Culadasa is a meditation teacher who recently published a compelling and systematic guidebook to meditation. One important contribution of this book is its explanation of the link between meditation and motivation. It’s easy to see that meditation cultivates our skill in directing attention. This is important, yet it’s also not the whole picture. Meditation is also an opportunity to cultivate the various motivational forces governing our minds. In fact, progress in meditation depends crucially on working with motivation.

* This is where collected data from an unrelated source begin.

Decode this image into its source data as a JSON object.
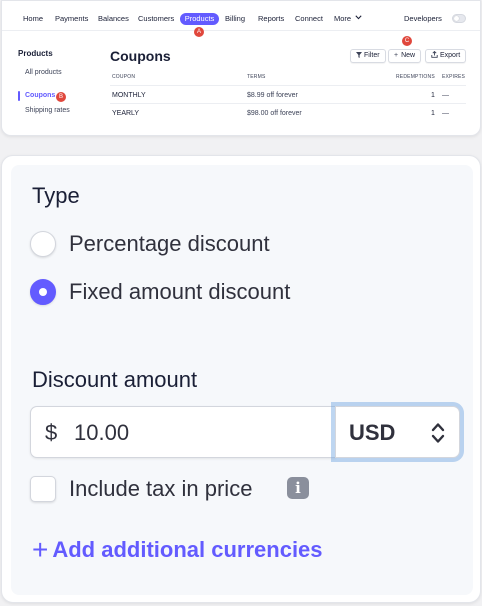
{
  "nav": {
    "items": [
      "Home",
      "Payments",
      "Balances",
      "Customers"
    ],
    "active": "Products",
    "items_after": [
      "Billing",
      "Reports",
      "Connect"
    ],
    "more": "More",
    "developers": "Developers"
  },
  "badges": {
    "a": "A",
    "b": "B",
    "c": "C"
  },
  "sidebar": {
    "title": "Products",
    "items": [
      "All products",
      "Coupons",
      "Shipping rates"
    ]
  },
  "page": {
    "title": "Coupons",
    "buttons": {
      "filter": "Filter",
      "new": "New",
      "export": "Export"
    },
    "columns": [
      "Coupon",
      "Terms",
      "Redemptions",
      "Expires"
    ],
    "rows": [
      {
        "coupon": "MONTHLY",
        "terms": "$8.99 off forever",
        "redemptions": "1",
        "expires": "—"
      },
      {
        "coupon": "YEARLY",
        "terms": "$98.00 off forever",
        "redemptions": "1",
        "expires": "—"
      }
    ]
  },
  "form": {
    "type_heading": "Type",
    "options": [
      "Percentage discount",
      "Fixed amount discount"
    ],
    "selected_option": "Fixed amount discount",
    "amount_heading": "Discount amount",
    "currency_symbol": "$",
    "amount": "10.00",
    "currency": "USD",
    "include_tax_label": "Include tax in price",
    "include_tax_checked": false,
    "info_icon": "i",
    "add_currencies": "Add additional currencies"
  },
  "colors": {
    "accent": "#635bff",
    "badge": "#e0473c",
    "focus_ring": "#6fa4e0"
  }
}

Consider the experience of watching an engaging film versus watching the breath. Many can direct unwavering attention to a film for two hours with minimal effort and yet struggle to pay attention to the breath for even two minutes. The film is captivating—artfully designed to unlock our intrinsic motivations and keep us rapt. As the product of years of effort and potentially hundreds of millions of dollars, a great film is an exception in a world that barely holds our attention at all. The breath, on the other hand, can seem rather boring. It’s easy enough to pay attention to the sensations of breathing for a few seconds, but it’s not long before we start to drift away.
Culadasa suggests that the natural tendency for attention to fluctuate is a product of evolution and diminishing marginal returns. To relate effectively to our environment, it helps to be aware of the many things occurring around us. After having focused your attention for a few seconds to the horizon, you’ve seen what there is to see for now. And so attention fluctuates between sights, sounds, tastes, scents, sensations, and thoughts—constantly updating our awareness of the world within and around us.

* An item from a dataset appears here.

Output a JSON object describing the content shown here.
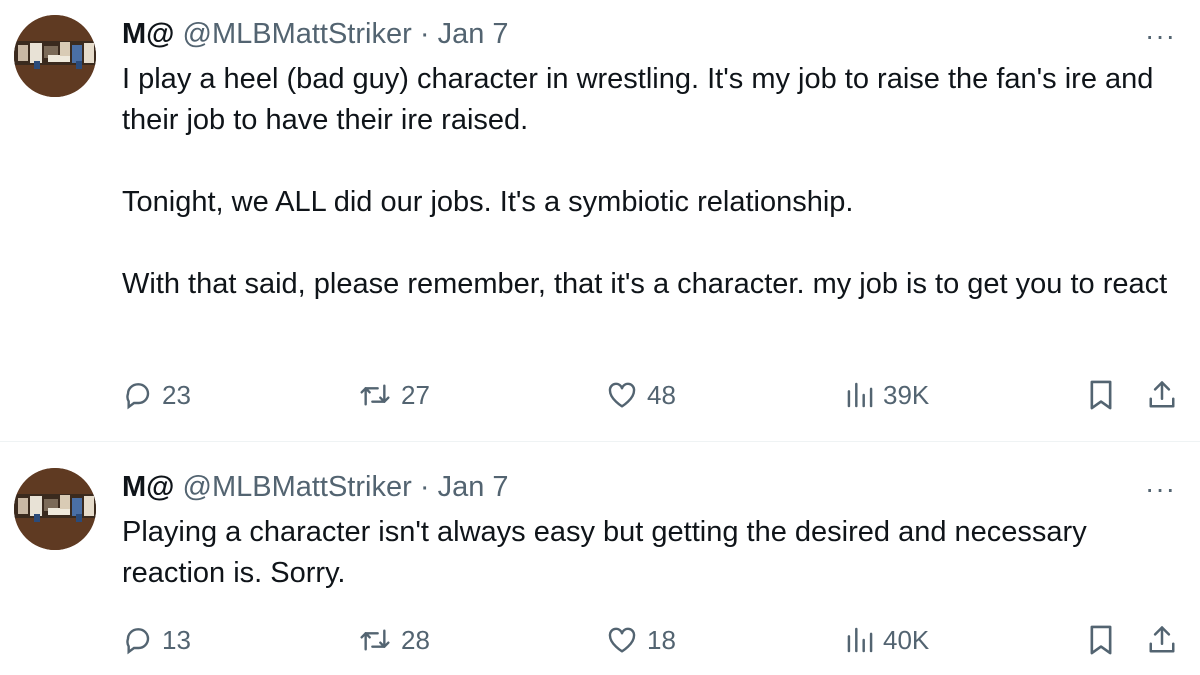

For the mind to stay focused on the breath for an hour, it will need an extremely good reason. You have to provide it. Culadasa suggests a couple strategies that I wholeheartedly recommend:
First, take some time at the beginning of every meditation to recount your reasons for meditating.
Culadasa recommends that you embrace your reasons whatever they may be. I would go further to suggest that you should actively develop a compelling list of reasons. I use a process called associative conditioning where I reflect on all the most important ways I stand to gain from developing my meditation practice. In both the short and long-term, what joys and pleasures will arise? What pains and challenges will be avoided? Take some time outside of meditation to get very clear about all this. Ideally, you would craft and memorize a couple sentences that are imbued with all the excitement and emotion you can generate around meditation—then recite these to yourself every time you practice to reconnect with your conviction to practice wholeheartedly.
Second, stay attuned to the pleasure and joy of meditation.
Meditation is not always enjoyable, but it has produced some of the happiest moments of my life. The more effectively you practice, the more you enjoy it. The joy and calm you experience during meditation can then accelerate your progress. Not only do they encourage you to keep meditating, but the pleasure itself begins to naturally capture your attention. Ajahn Brahm describes this as the beautiful breath, which becomes so beautiful and enjoyable that you cannot help but pay attention to it. Noticing, embracing, and even fostering this enjoyment will help you cultivate a powerful motivation that will deepen your practice.